Haberi hocadan al
Stanford ve Kaliforniya/Berkeley başta olmak üzere Princeton, Yale, Duke, Chicago gibi üst sıralardaki 35 üniversite “Gelecekçilik” (Futurity) adlı bir bilimsel haber sitesi kurdular. Bu siteye daha sonra Kanada ve İngiltere’den de üniversiteler katıldı. Şimdilik sayı 60’ı buldu.
İngilizce’nin, dünya dili olmasının sağladığı kolaylıkla, aynı dili konuşan farklı uluslardan hocalar, dünyaya bilimsel haberi, “gerçekliğinden” kuşku duyulmayacak bir biçimde iletmeye başladılar. Haberlerin kaynağı, üniversite ve hocalar. Bunları, “okunup anlaşılır” hale getirmek, yazı işlerinin görevi. Yani, bilimsel dilden ve üsluptan arındırıp, “haber” yapmak. Bunun, sitede yayınlanması, hocanın onayından sonra. Birinci elden, doğru ve düzgün bilimsel haber. Uydur kaydır sansasyonel bir şey yok. Ama, “haber” gibi haber.

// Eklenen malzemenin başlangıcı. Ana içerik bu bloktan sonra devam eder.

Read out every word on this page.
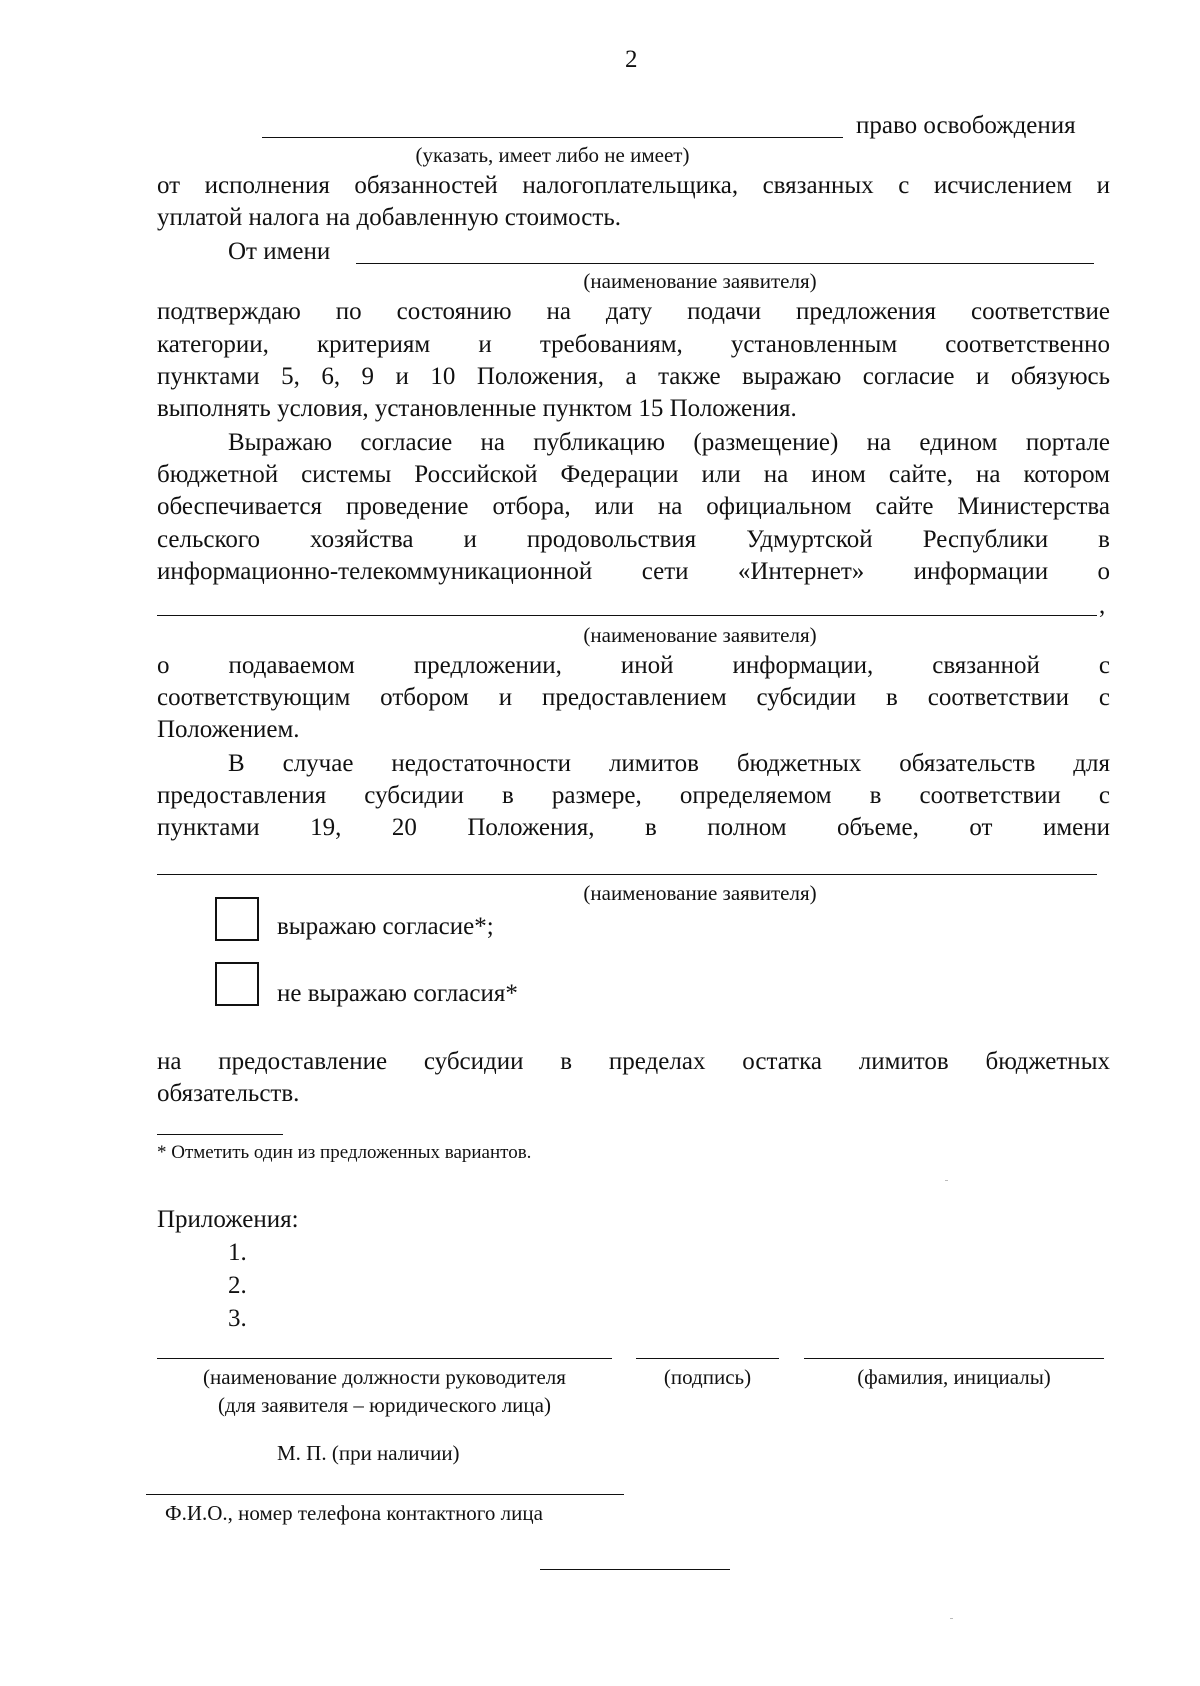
2
право освобождения
(указать, имеет либо не имеет)
от исполнения обязанностей налогоплательщика, связанных с исчислением и
уплатой налога на добавленную стоимость.
От имени
(наименование заявителя)
подтверждаю по состоянию на дату подачи предложения соответствие
категории, критериям и требованиям, установленным соответственно
пунктами 5, 6, 9 и 10 Положения, а также выражаю согласие и обязуюсь
выполнять условия, установленные пунктом 15 Положения.
Выражаю согласие на публикацию (размещение) на едином портале
бюджетной системы Российской Федерации или на ином сайте, на котором
обеспечивается проведение отбора, или на официальном сайте Министерства
сельского хозяйства и продовольствия Удмуртской Республики в
информационно-телекоммуникационной сети «Интернет» информации о
,
(наименование заявителя)
о подаваемом предложении, иной информации, связанной с
соответствующим отбором и предоставлением субсидии в соответствии с
Положением.
В случае недостаточности лимитов бюджетных обязательств для
предоставления субсидии в размере, определяемом в соответствии с
пунктами 19, 20 Положения, в полном объеме, от имени
(наименование заявителя)
выражаю согласие*;
не выражаю согласия*
на предоставление субсидии в пределах остатка лимитов бюджетных
обязательств.
* Отметить один из предложенных вариантов.
Приложения:
1.
2.
3.
(наименование должности руководителя
(для заявителя – юридического лица)
(подпись)	(фамилия, инициалы)
М. П. (при наличии)
Ф.И.О., номер телефона контактного лица
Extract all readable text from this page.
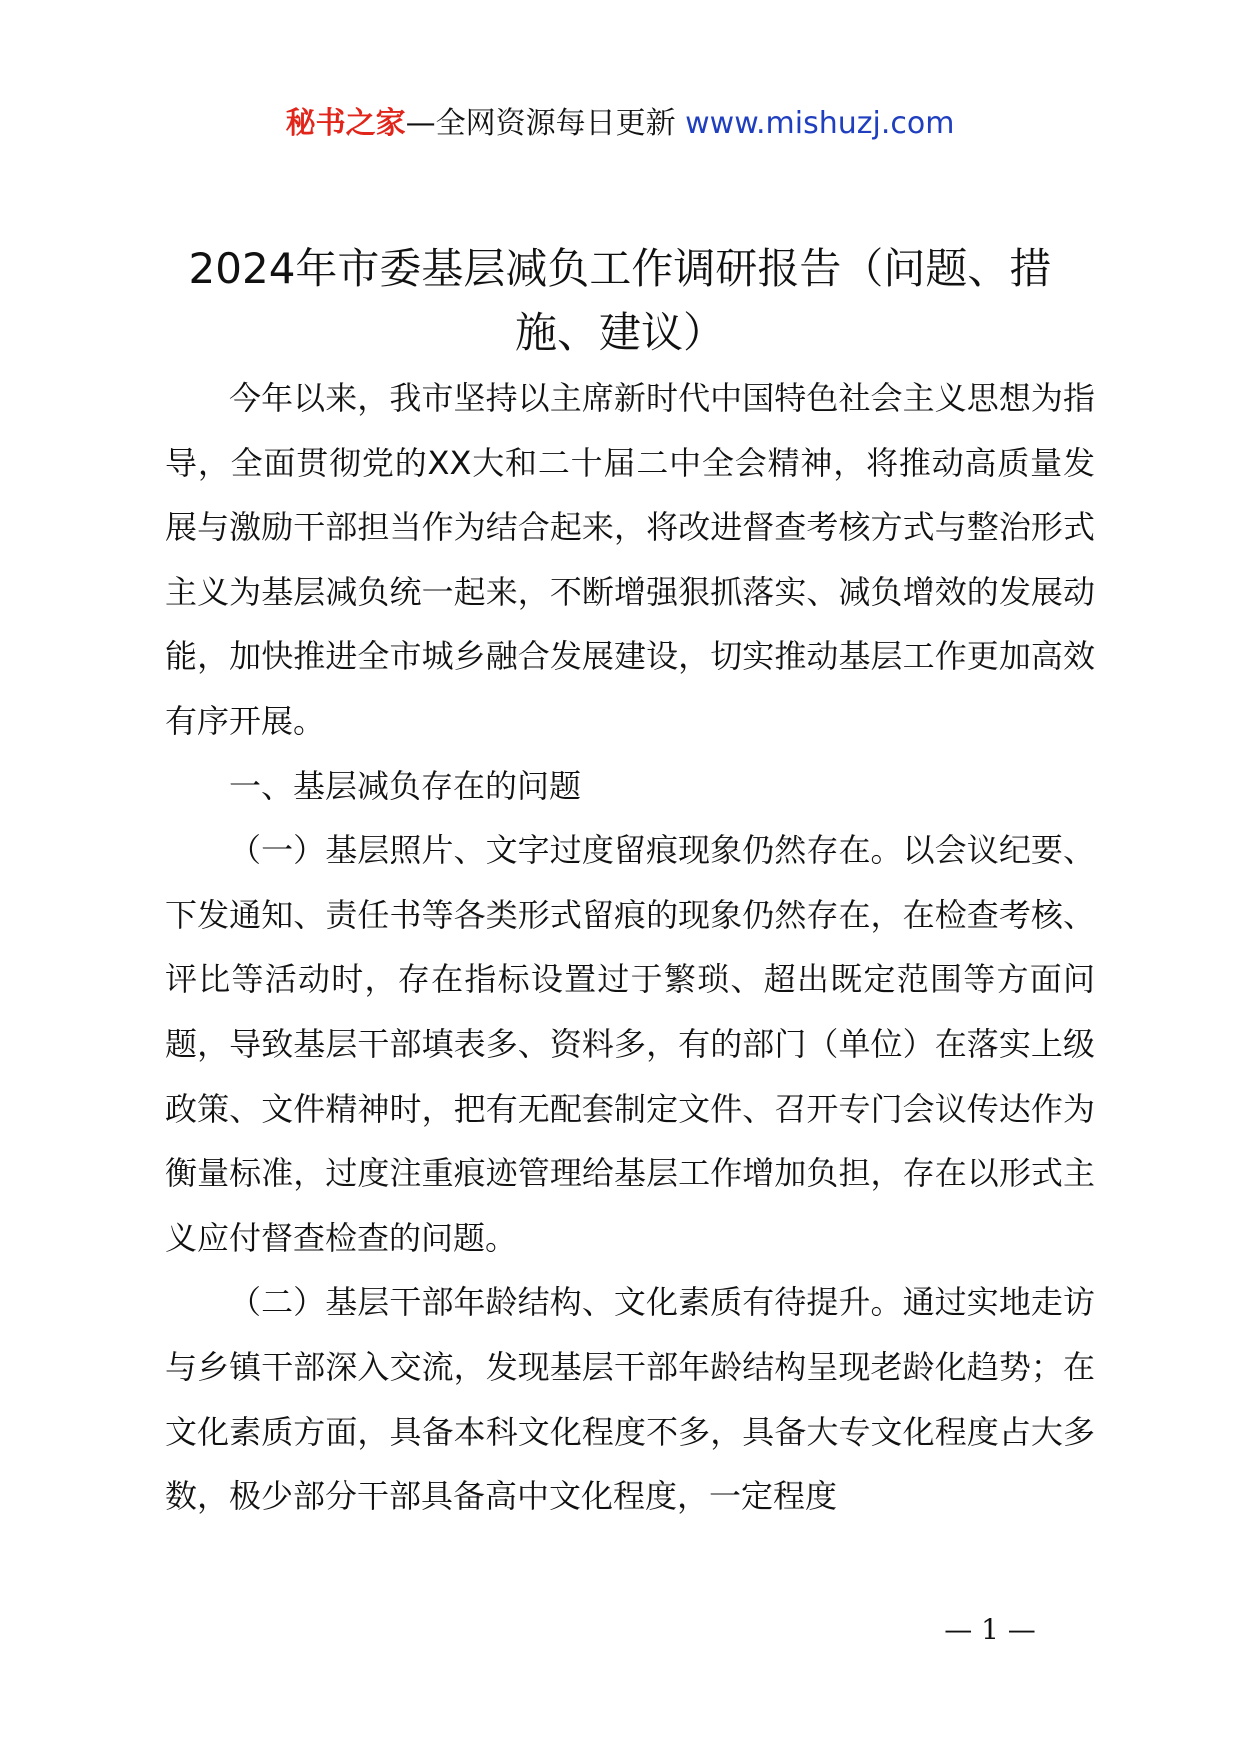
秘书之家—全网资源每日更新 www.mishuzj.com
2024年市委基层减负工作调研报告（问题、措施、建议）

今年以来，我市坚持以主席新时代中国特色社会主义思想为指导，全面贯彻党的XX大和二十届二中全会精神，将推动高质量发展与激励干部担当作为结合起来，将改进督查考核方式与整治形式主义为基层减负统一起来，不断增强狠抓落实、减负增效的发展动能，加快推进全市城乡融合发展建设，切实推动基层工作更加高效有序开展。

一、基层减负存在的问题

（一）基层照片、文字过度留痕现象仍然存在。以会议纪要、下发通知、责任书等各类形式留痕的现象仍然存在，在检查考核、评比等活动时，存在指标设置过于繁琐、超出既定范围等方面问题，导致基层干部填表多、资料多，有的部门（单位）在落实上级政策、文件精神时，把有无配套制定文件、召开专门会议传达作为衡量标准，过度注重痕迹管理给基层工作增加负担，存在以形式主义应付督查检查的问题。

（二）基层干部年龄结构、文化素质有待提升。通过实地走访与乡镇干部深入交流，发现基层干部年龄结构呈现老龄化趋势；在文化素质方面，具备本科文化程度不多，具备大专文化程度占大多数，极少部分干部具备高中文化程度，一定程度

— 1 —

Site kısa sürede Associated Press, New York Times ve Google gibi birbirinden farklı veri-bilgi işleme kaynaklarınca izlenir oldu. Google News, bilim haberlerinde bu siteyi kaynak göstermeye başladı.
**
Benzer bir işi Avustralya’da 8 üniversite bir araya gelerek yapmaya başladı. Sitelerine “Sohbet” (Conversation) dediler. Kendilerini “Üniversite ve araştırma sektöründen; ama bağımsız veri, analiz ve yorum kaynağı” olarak tanımladılar. Hedefleri, bilimsel bilgiyi anlaşılır bir dille doğru iletmek.
Konularını; işdünyası+ekonomi, çevre+enerji, sağlık+tıp, siyaset+toplum, bilim+teknoloji diye böldüler. Sitenin tepesinde, “Gazeteciliğe yeni bir bakış açısı” yazıyor. Gerçekten de, üniversite hocası ile gazeteci arasında kurulması zor görülen ilişkiyi kuran, yürüten yenilikçi bir anlayış.
Neden böyle bir şeye ihtiyaç duydu üniversiteler?
Bilim kişileri baktılar ki bilim haberciliği, istisnaları olsa bile, küresel yayın tekelleri (örneğin Murdoch, Fox, v.b.) tarafından çok da önemsenmiyor. Kendi “vatandaş gazetecilik” kitlelerini oluşturmaya karar verdiler.
ABD’de son krizde medyanın bilim muhabirleri, işlerini ilk kaybeden elemanlar olmuştu. Bazı gazetelerde bilim sayfaları kaldırıldı. CNN bile bütün bilim ve teknoloji ekibini işten çıkarttı (Şimdi durum düzelmiştir her halde?). En köklü eski gazetelerden “Boston Globe” bile bilim bölümünü kapattı. Boston, MIT, Harvard gibi star üniversitelerin okuduğu gazete hem de! Evet, orada bile oldu bunlar…
Bilimsel çalışmalarını saygın akademik dergilerde yayınlamakla yetinmeyen üniversiteler için bu durum, kamuoyu ile ilişkilerinin kopması demekti. Bu da, olacak iş değildi. Türkiye’de, tek bir kitap yazmadan, küresel saygınlığı olan akademik dergide makalesi çıkmadan koca bir ömür geçiren yüzlerce profesör varken, yabancı hocaların bu çabaları bize yabancı geliyor hocam.